Grow, Gift, Repair

Drama at the state level around Host Community Agreements


In a letter to the Cannabis Control Comission late Friday, state Senator Patricia Jehlen and state Representative Mark Cusack urged the agency to stop turning a blind eye to illegal “host community agreements” that last too long or require pot operators to make excessive payments.

In a contentious 3-2 vote last December, the commission decided it didn’t have the authority to approve or reject the terms of the contracts marijuana operators must sign with their host municipalities in order to get a state license. Instead, it only checks to make sure an agreement has been signed.

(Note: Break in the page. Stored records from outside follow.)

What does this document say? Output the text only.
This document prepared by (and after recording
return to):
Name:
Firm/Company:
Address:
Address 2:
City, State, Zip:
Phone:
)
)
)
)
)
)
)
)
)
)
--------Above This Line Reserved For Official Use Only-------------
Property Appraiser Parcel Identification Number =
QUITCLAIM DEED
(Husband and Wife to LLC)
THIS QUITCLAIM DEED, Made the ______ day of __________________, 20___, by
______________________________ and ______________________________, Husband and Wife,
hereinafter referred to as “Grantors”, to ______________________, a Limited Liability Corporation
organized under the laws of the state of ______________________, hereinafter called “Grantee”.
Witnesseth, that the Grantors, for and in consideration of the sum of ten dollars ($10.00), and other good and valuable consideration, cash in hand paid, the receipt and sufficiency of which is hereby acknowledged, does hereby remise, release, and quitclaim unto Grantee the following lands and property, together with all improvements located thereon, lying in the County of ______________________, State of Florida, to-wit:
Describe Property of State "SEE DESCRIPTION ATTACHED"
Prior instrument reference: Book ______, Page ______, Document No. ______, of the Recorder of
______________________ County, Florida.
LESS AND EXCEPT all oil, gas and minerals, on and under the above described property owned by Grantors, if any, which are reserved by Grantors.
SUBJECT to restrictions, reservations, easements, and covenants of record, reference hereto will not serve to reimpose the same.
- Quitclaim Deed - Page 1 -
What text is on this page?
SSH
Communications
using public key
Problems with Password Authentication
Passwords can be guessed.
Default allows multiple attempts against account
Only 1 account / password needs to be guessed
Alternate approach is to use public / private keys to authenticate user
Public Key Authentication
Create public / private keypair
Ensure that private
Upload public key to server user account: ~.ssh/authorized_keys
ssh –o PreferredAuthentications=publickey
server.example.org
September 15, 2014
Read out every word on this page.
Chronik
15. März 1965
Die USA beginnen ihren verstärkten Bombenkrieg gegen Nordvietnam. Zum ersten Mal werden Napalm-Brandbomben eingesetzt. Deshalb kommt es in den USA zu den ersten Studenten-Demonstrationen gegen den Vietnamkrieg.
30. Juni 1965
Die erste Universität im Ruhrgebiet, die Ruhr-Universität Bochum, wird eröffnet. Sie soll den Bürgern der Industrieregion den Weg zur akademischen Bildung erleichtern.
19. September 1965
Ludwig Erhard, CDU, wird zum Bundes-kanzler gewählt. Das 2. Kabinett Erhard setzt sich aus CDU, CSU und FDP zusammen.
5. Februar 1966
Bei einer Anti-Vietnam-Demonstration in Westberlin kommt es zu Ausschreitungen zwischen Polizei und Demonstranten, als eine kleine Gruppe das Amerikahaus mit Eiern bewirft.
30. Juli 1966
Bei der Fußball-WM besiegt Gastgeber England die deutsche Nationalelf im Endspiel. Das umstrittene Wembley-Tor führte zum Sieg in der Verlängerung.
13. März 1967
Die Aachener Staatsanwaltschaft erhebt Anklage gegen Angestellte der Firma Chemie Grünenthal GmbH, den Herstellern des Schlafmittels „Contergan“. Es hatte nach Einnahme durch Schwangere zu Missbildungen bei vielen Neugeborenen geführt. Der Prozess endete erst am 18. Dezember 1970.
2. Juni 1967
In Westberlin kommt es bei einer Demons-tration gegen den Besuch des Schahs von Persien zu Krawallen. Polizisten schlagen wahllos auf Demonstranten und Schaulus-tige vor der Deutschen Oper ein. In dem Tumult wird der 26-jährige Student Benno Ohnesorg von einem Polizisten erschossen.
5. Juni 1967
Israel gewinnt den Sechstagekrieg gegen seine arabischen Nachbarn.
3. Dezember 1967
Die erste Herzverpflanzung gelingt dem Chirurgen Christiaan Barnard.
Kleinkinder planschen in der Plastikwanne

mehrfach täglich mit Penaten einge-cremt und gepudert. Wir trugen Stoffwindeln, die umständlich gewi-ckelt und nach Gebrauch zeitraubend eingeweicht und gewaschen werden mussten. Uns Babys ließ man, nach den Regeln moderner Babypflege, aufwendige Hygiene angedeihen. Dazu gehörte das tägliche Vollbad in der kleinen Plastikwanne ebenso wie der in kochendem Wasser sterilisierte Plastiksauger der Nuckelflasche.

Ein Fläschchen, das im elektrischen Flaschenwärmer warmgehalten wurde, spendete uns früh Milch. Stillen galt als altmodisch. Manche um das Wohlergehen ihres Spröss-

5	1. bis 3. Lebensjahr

Jehlen and Cusack — co-chairs of the Legislature’s joint committee on marijuana policy — think that was a mistake.

The lawmakers decried the “widespread practice” of municipalities and cannabis operators agreeing to deals they said “undermine state statute and our collective efforts to disincentivize and successfully migrate the illicit consumption of marijuana within the Commonwealth into a legalized, well-regulated, tested, and taxed system.”

They insisted the commission is required by law to review all host community agreements and ensure they don’t exceed limits on the duration and size of payments. They also said the agency should scrutinize any side agreements that include additional fees or “contributions.”

“It is our interpretation, and intent, that the CCC has the authority and is required to therefore review any such community host agreements to ensure their compliance with statute,” the legislators wrote. “It is our hope that the CCC will… prevent municipalities from using community host agreements as a form of prohibition.”

The commission did not immediately have a comment.

Under the law, no cannabis firm can get a recreational license from the state unless it has signed an agreement with its host municipality. Those contracts usually require the operator to pay the community a cut of its sales, and spell out security requirements and other conditions.

But the law says the agreements can’t last more than five years, and caps payments at 3 percent of a company’s annual revenue. Even payments below that cap must be “reasonably related” to actual costs the company imposes on the city or town — expenses such as legal services, police responses to the facility, infrastructure, and so on.

In addition to making it more affordable for small businesspeople to enter the marijuana industry, the restrictions were intended to prevent a repeat of the municipal rent-seeking seen under the state’s medical marijuana system; without caps in place, some medical dispensaries have paid towns hundreds of thousands of dollars.